Used to slam sauger/walleye in the late winter/early spring. Last couple years its been a minor miracle to catch a couple an outing. The white bass haven't made a run to the dam the last few years and have been spotty at best. I have caught some pretty nice smallmouth bass over the last few seasons but most have been further down river from the dam. Haven't catfished in a number of years so can't really comment on that but we used to pick up a lot off channels fishing minnows and we rarely catch them now. 
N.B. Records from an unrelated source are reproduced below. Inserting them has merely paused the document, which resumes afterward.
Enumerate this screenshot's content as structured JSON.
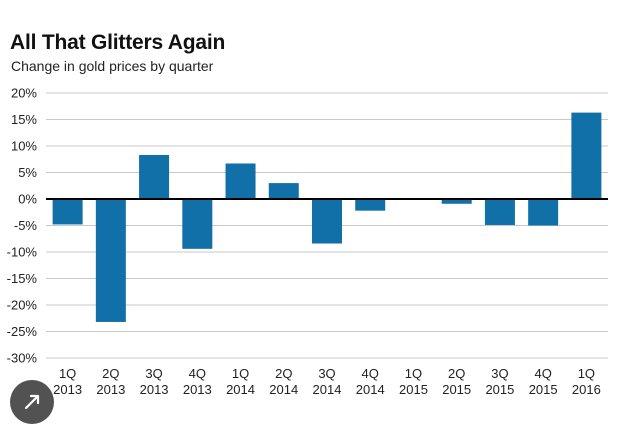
{
  "chart_data": {
    "type": "bar",
    "title": "All That Glitters Again",
    "subtitle": "Change in gold prices by quarter",
    "categories": [
      [
        "1Q",
        "2013"
      ],
      [
        "2Q",
        "2013"
      ],
      [
        "3Q",
        "2013"
      ],
      [
        "4Q",
        "2013"
      ],
      [
        "1Q",
        "2014"
      ],
      [
        "2Q",
        "2014"
      ],
      [
        "3Q",
        "2014"
      ],
      [
        "4Q",
        "2014"
      ],
      [
        "1Q",
        "2015"
      ],
      [
        "2Q",
        "2015"
      ],
      [
        "3Q",
        "2015"
      ],
      [
        "4Q",
        "2015"
      ],
      [
        "1Q",
        "2016"
      ]
    ],
    "values": [
      -4.8,
      -23.2,
      8.3,
      -9.4,
      6.7,
      3.0,
      -8.4,
      -2.2,
      0.0,
      -0.9,
      -4.9,
      -5.0,
      16.3
    ],
    "ylim": [
      -30,
      20
    ],
    "yticks": [
      20,
      15,
      10,
      5,
      0,
      -5,
      -10,
      -15,
      -20,
      -25,
      -30
    ],
    "tick_suffix": "%",
    "bar_color": "#1170a8",
    "grid": true
  },
  "ui": {
    "expand_icon": "expand-arrow-icon"
  }
}
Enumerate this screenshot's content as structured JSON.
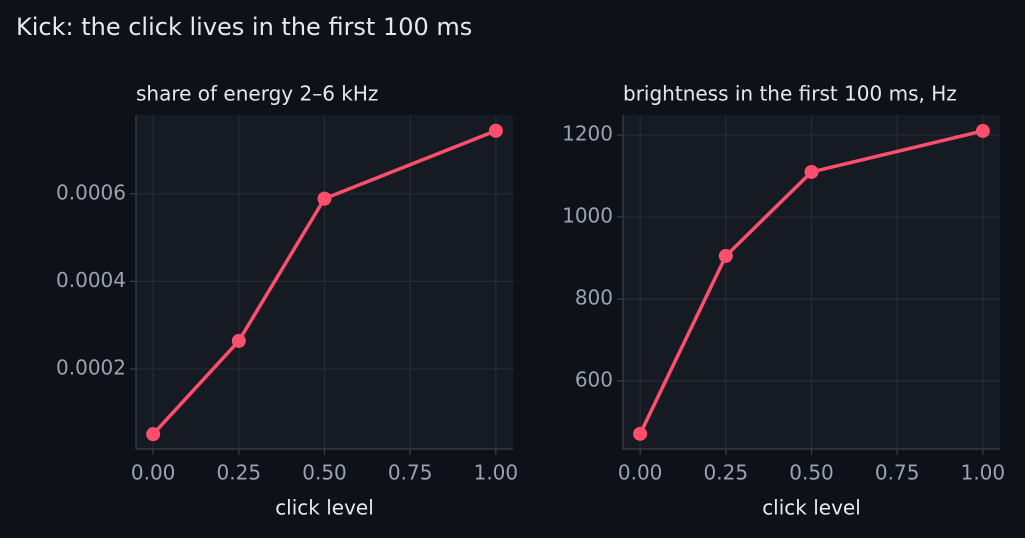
{
  "title": "Kick: the click lives in the first 100 ms",
  "chart_data": [
    {
      "type": "line",
      "title": "share of energy 2–6 kHz",
      "xlabel": "click level",
      "x": [
        0,
        0.25,
        0.5,
        1.0
      ],
      "values": [
        5.1e-05,
        0.000264,
        0.000589,
        0.000744
      ],
      "color": "#ff4f6d",
      "xlim": [
        -0.05,
        1.05
      ],
      "xticks": [
        {
          "value": 0,
          "label": "0.00"
        },
        {
          "value": 0.25,
          "label": "0.25"
        },
        {
          "value": 0.5,
          "label": "0.50"
        },
        {
          "value": 0.75,
          "label": "0.75"
        },
        {
          "value": 1,
          "label": "1.00"
        }
      ],
      "ylim": [
        1.71e-05,
        0.00078
      ],
      "yticks": [
        0.0002,
        0.0004,
        0.0006
      ],
      "grid": true
    },
    {
      "type": "line",
      "title": "brightness in the first 100 ms, Hz",
      "xlabel": "click level",
      "x": [
        0,
        0.25,
        0.5,
        1.0
      ],
      "values": [
        471,
        905,
        1110,
        1210
      ],
      "color": "#ff4f6d",
      "xlim": [
        -0.05,
        1.05
      ],
      "xticks": [
        {
          "value": 0,
          "label": "0.00"
        },
        {
          "value": 0.25,
          "label": "0.25"
        },
        {
          "value": 0.5,
          "label": "0.50"
        },
        {
          "value": 0.75,
          "label": "0.75"
        },
        {
          "value": 1,
          "label": "1.00"
        }
      ],
      "ylim": [
        434,
        1249
      ],
      "yticks": [
        600,
        800,
        1000,
        1200
      ],
      "grid": true
    }
  ]
}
Just been tough fishing the last few years.


----------



## BuckeyeFishinNut (Feb 8, 2005)

Just wanted to thank you guys for the tips ya gave me. I hit up the Tuscarawas River today and caught my first Ohio pike. 25 years ago I caught a couple pike in New York, way too long between catches, LOL! Its not a giant but I was happy to land it. Missed about 5 or 6 others, a lot of swipes and misses. Hopefully the rain early this week doesn't screw stuff up too badly, want to get back up there soon.


----------



## fishless (Sep 18, 2014)

BuckeyeFishinNut said:


> Just wanted to thank you guys for the tips ya gave me. I hit up the Tuscarawas River today and caught my first Ohio pike. 25 years ago I caught a couple pike in New York, way too long between catches, LOL! Its not a giant but I was happy to land it. Missed about 5 or 6 others, a lot of swipes and misses. Hopefully the rain early this week doesn't screw stuff up too badly, want to get back up there soon.
> View attachment 343355


Where at ? Dover ?


----------



## Gregg M (Nov 21, 2017)

BuckeyeFishinNut said:


> Just wanted to thank you guys for the tips ya gave me. I hit up the Tuscarawas River today and caught my first Ohio pike. 25 years ago I caught a couple pike in New York, way too long between catches, LOL! Its not a giant but I was happy to land it. Missed about 5 or 6 others, a lot of swipes and misses. Hopefully the rain early this week doesn't screw stuff up too badly, want to get back up there soon.
> View attachment 343355


----------



## Gregg M (Nov 21, 2017)

I fished there yesterday as well. Caught 2 northern and missed a couple others. Was in the Yak fishing. Good day on the river.


----------



## winguy7 (Mar 12, 2014)

Jim white said:


> What is a public water way. Tight lines


The water itself....and only the water.


----------



## DShaw1989 (May 26, 2018)

When do the flatheads start moving in the tusc. I usually only fish it during late spring all the way to winter so haven't really figured out when they start hitting


----------



## RH1 (Apr 13, 2013)

DShaw1989 said:


> When do the flatheads start moving in the tusc. I usually only fish it during late spring all the way to winter so haven't really figured out when they start hitting


Mid spring or early fall has been best for me


----------



## Hatchetman (Apr 13, 2004)

BuckeyeFishinNut said:


> Just wanted to thank you guys for the tips ya gave me. I hit up the Tuscarawas River today and caught my first Ohio pike. 25 years ago I caught a couple pike in New York, way too long between catches, LOL! Its not a giant but I was happy to land it. Missed about 5 or 6 others, a lot of swipes and misses. Hopefully the rain early this week doesn't screw stuff up too badly, want to get back up there soon.
> View attachment 343355


I noticed that the road down to the river side parking area at Dover Dam was gated the last time I was by there. Drop me a PM and I will give you another spot to try


----------



## BuckeyeFishinNut (Feb 8, 2005)

What is access to the Tusc like from the Towpath parks in Bolivar? I noticed 2 of them are almost right on the river with parking.


----------



## Gregg M (Nov 21, 2017)

There is no boat launch at that section of water. If you have kayaks you can put in at sr 212 and float down to zoar. Need a partner so you can stage trucks.


----------



## Gregg M (Nov 21, 2017)

an ok spot is near the old dam


----------